We can take a look at how many entries of each publication type are there, note the y-axis is on a log scale:

df <- mongo.find.all(mongo, coll, fields = list('publication-type' = 1, '_id' = 0), data.frame = T)
ggplot(df, aes(x = publication.type) ) + geom_bar() +  geom_text(aes(label = ..count..), stat = "count", vjust = -1)+ theme(axis.text.x = element_text(angle = 90, hjust = 1)) + scale_y_log10(breaks = c(1,10,100,1000,10000))

plot of chunk unnamed-chunk-4

It is most interesting to look at only journal & conference publications, which are the vast majority of entries anyways. There are 8953 such entries. Bear in mind there are duplicate entries, where IC chemistry staffs collaborated to produce a piece of work.

main <- mongo.find.all(mongo, coll, query=list("$or" = list(list("publication-type" = "JOURNAL ARTICLE"), list("publication-type" = "CONFERENCE PAPER"))), fields = list('publication-type' = 1, 'title' = 1, 'num_citations' = 1, 'journal' = 1, 'year' = 1, 'from' = 1, '_id' = 0))


#  Only keeps data entries that have all the header fields defined.
list2df <- function(list, headers){
    output = list()
    for(i in 1:length(list)){
        record = T
        for(j in headers){
            if(is.null(list[[i]][[j]])){
                record = F
                break
            }
        }
        if(record == T){
            for(j in headers)
                output[[j]] <-  c(output[[j]], list[[i]][[j]])
        }
    }
    return(as.data.frame(output))
}
df <- list2df(main, c('journal', 'title'))

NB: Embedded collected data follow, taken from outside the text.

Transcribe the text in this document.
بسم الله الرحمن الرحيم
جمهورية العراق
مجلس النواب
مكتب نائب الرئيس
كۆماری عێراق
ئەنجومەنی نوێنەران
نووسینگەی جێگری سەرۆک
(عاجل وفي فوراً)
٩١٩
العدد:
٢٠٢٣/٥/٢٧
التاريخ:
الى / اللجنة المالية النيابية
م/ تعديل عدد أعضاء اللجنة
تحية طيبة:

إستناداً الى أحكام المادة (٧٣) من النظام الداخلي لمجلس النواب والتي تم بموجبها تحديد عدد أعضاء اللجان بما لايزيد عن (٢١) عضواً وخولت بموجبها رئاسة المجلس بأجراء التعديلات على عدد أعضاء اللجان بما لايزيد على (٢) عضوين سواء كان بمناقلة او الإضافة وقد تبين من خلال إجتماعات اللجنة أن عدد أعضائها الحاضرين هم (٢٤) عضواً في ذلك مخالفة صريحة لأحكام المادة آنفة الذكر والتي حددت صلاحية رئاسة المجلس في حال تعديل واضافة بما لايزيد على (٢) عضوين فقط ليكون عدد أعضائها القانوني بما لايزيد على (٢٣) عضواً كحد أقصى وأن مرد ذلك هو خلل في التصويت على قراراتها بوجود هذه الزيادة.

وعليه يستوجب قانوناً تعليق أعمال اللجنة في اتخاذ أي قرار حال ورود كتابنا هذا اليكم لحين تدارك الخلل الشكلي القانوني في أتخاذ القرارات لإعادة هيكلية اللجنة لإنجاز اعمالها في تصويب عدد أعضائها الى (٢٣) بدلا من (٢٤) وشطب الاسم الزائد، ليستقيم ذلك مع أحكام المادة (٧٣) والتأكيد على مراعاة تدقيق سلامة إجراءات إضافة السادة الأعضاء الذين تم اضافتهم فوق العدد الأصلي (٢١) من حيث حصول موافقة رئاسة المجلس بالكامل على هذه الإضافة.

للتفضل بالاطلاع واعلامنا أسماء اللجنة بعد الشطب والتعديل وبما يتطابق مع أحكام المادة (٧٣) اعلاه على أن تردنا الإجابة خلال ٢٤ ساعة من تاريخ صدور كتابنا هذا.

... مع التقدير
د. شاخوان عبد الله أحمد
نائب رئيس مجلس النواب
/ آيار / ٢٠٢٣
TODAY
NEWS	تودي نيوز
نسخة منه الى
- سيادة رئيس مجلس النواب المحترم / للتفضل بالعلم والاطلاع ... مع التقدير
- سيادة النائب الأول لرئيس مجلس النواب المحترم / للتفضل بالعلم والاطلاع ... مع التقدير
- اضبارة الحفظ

The 8116 journal submissions are delivered to 1102 different journals. A coarse look at the number of submissions to each of the journals. Have a guess what is the most popular journal(the tallest bar). Bear in mind multiple academics could be have drafted the same paper, this needs to be accounted for. I have listed the top 10 most and (some of the) least popular journals.

df <- df[!duplicated(df$title), ]
ggplot(df, aes(x = journal) ) + geom_bar() + theme(axis.text.x=element_blank(),axis.ticks=element_blank())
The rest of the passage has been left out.